Mais on lui demande malgré tout de sonner juste, et, malheureusement, Mai 67 sonne souvent faux. On s’étonne que Colombe Schneck qui, non contente d’être romancière, est aussi critique littéraire à ses heures matinales, puisse laisser passer dans sa prose tant d’anachronismes linguistiques. Personne ne disait en 67 « se faire un film » ou « c’est énorme » (la luchinite n’avait pas encore frappé). Et même si l’on admet que ces expressions sont prononcées aujourd’hui par le narrateur et n’interviennent pas directement dans son récit, on ne saurait faire fi du fait que ce narrateur est à classer dans la catégorie des septuagénaires (au moins).

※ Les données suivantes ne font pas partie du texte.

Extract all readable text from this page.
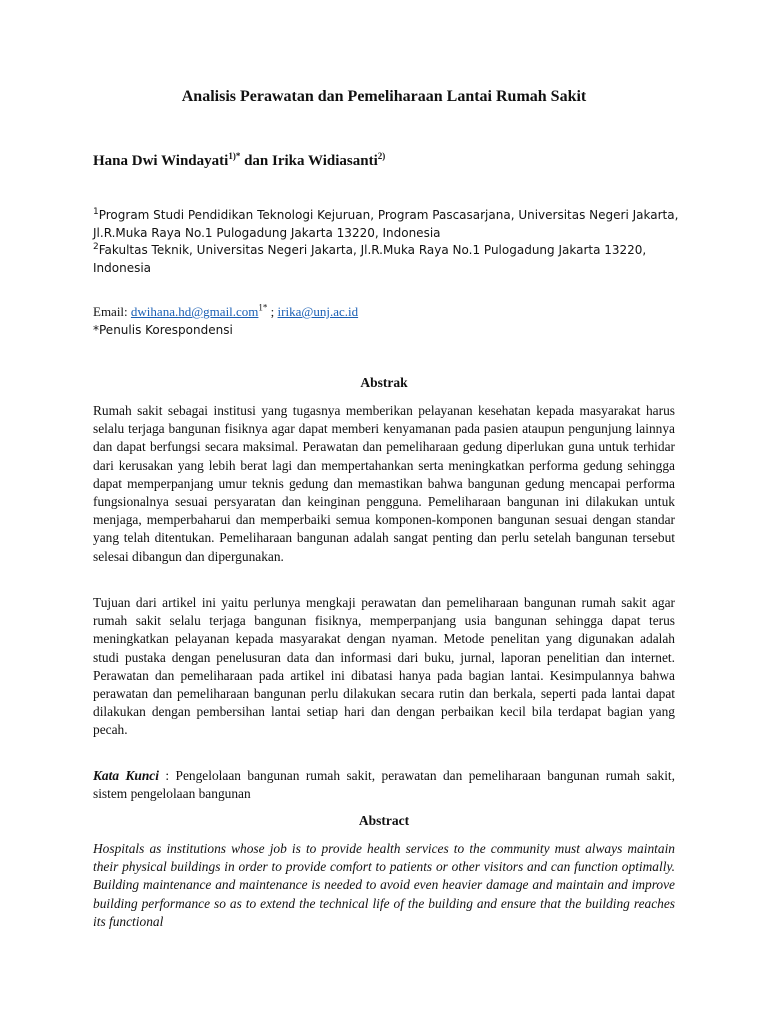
Analisis Perawatan dan Pemeliharaan Lantai Rumah Sakit
Hana Dwi Windayati$^{1)*}$ dan Irika Widiasanti$^{2)}$

$^1$Program Studi Pendidikan Teknologi Kejuruan, Program Pascasarjana, Universitas Negeri Jakarta, Jl.R.Muka Raya No.1 Pulogadung Jakarta 13220, Indonesia

$^2$Fakultas Teknik, Universitas Negeri Jakarta, Jl.R.Muka Raya No.1 Pulogadung Jakarta 13220, Indonesia

Email: dwihana.hd@gmail.com$^{1*}$ ; irika@unj.ac.id

*Penulis Korespondensi

Abstrak

Rumah sakit sebagai institusi yang tugasnya memberikan pelayanan kesehatan kepada masyarakat harus selalu terjaga bangunan fisiknya agar dapat memberi kenyamanan pada pasien ataupun pengunjung lainnya dan dapat berfungsi secara maksimal. Perawatan dan pemeliharaan gedung diperlukan guna untuk terhidar dari kerusakan yang lebih berat lagi dan mempertahankan serta meningkatkan performa gedung sehingga dapat memperpanjang umur teknis gedung dan memastikan bahwa bangunan gedung mencapai performa fungsionalnya sesuai persyaratan dan keinginan pengguna. Pemeliharaan bangunan ini dilakukan untuk menjaga, memperbaharui dan memperbaiki semua komponen-komponen bangunan sesuai dengan standar yang telah ditentukan. Pemeliharaan bangunan adalah sangat penting dan perlu setelah bangunan tersebut selesai dibangun dan dipergunakan.

Tujuan dari artikel ini yaitu perlunya mengkaji perawatan dan pemeliharaan bangunan rumah sakit agar rumah sakit selalu terjaga bangunan fisiknya, memperpanjang usia bangunan sehingga dapat terus meningkatkan pelayanan kepada masyarakat dengan nyaman. Metode penelitan yang digunakan adalah studi pustaka dengan penelusuran data dan informasi dari buku, jurnal, laporan penelitian dan internet. Perawatan dan pemeliharaan pada artikel ini dibatasi hanya pada bagian lantai. Kesimpulannya bahwa perawatan dan pemeliharaan bangunan perlu dilakukan secara rutin dan berkala, seperti pada lantai dapat dilakukan dengan pembersihan lantai setiap hari dan dengan perbaikan kecil bila terdapat bagian yang pecah.

Kata Kunci : Pengelolaan bangunan rumah sakit, perawatan dan pemeliharaan bangunan rumah sakit, sistem pengelolaan bangunan

Abstract

Hospitals as institutions whose job is to provide health services to the community must always maintain their physical buildings in order to provide comfort to patients or other visitors and can function optimally. Building maintenance and maintenance is needed to avoid even heavier damage and maintain and improve building performance so as to extend the technical life of the building and ensure that the building reaches its functional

Et, non, même en 2014, les septuagénaires ne « se font pas un film » et ne s’exclament pas « c’est énorme » pour marquer leur étonnement. (Les septuagénaires de 2014 s’obstinent à dire « Europe numéro 1 » pour Europe 1 et parlent de « Radio Luxembourg » quand ils écoutent RTL.)

 

Cela ne serait que broutilles si, comme on l’a dit, ce « roman » — ce terme, qui n’a jamais voulu rien dire, veut encore moins dire ici — n’entendait recréer à travers ses deux héros (et en particulier à travers leur sexualité) les mentalités d’une époque peut-être révolutionnaire, mais aujourd’hui quelque peu révolue. Les gens qui ont passé leur baccalauréat en 1967 ne manquent jamais de rappeler qu’ils ont passé leur baccalauréat en 1967, car ils savent bien, en tout cas ils sont convaincus que c’était le dernier vrai baccalauréat (celui de 68, pour des raisons techniques, s’est résumé à un oral). En outre, le héros F., qui est censé être l’élève à qui le professeur Brigitte a appris la vie, est quelque peu veule et godiche et ne voit pas à quel point il est manipulé. Que la manipulatrice soit manipulatrice sans le savoir, c’est bien possible, mais cela ne change rien à l’affaire. Il eût été plus intéressant que l’élève devînt le professeur de sa professeur(e), mais il y a sur la couverture un bandeau avec une photo de Bardot et il faut malgré tout rester dans la vraisemblance, sinon dans la vérité.

 

Mai 67, ou plutôt mai-chèvre, mai-chou. Si on lit cette fiction comme une espèce de journal du tournage d’un film, comme un making of de William Wilson, on ne sera pas déçu. C’était le temps où l’Europe n’existait pas encore, mais ou les coproductions franco-italiennes étaient légion. Mais si l’on attend de ces pages le grand prélude à la symphonie Mai 68 qu’elles aspirent à être, on restera un peu sur sa faim. Ajoutons malgré tout qu’on pourra lire dans un chapitre une histoire juive qui tient en quelques lignes, mais qui est d’une qualité et d’une densité telles qu’elle fait pardonner bien des choses. Encore mieux que le sketch de Woody Allen Œdipus Wrecks dans New York Stories.

 

FAL

 

Colombe Schneck, Mai 67, Robert Laffont, mars 2014, 18,50€


(1)  Voir les Morts à leur place : Journal d'un tournage par Gregor von Rezzori, éd. du Serpent à Plumes.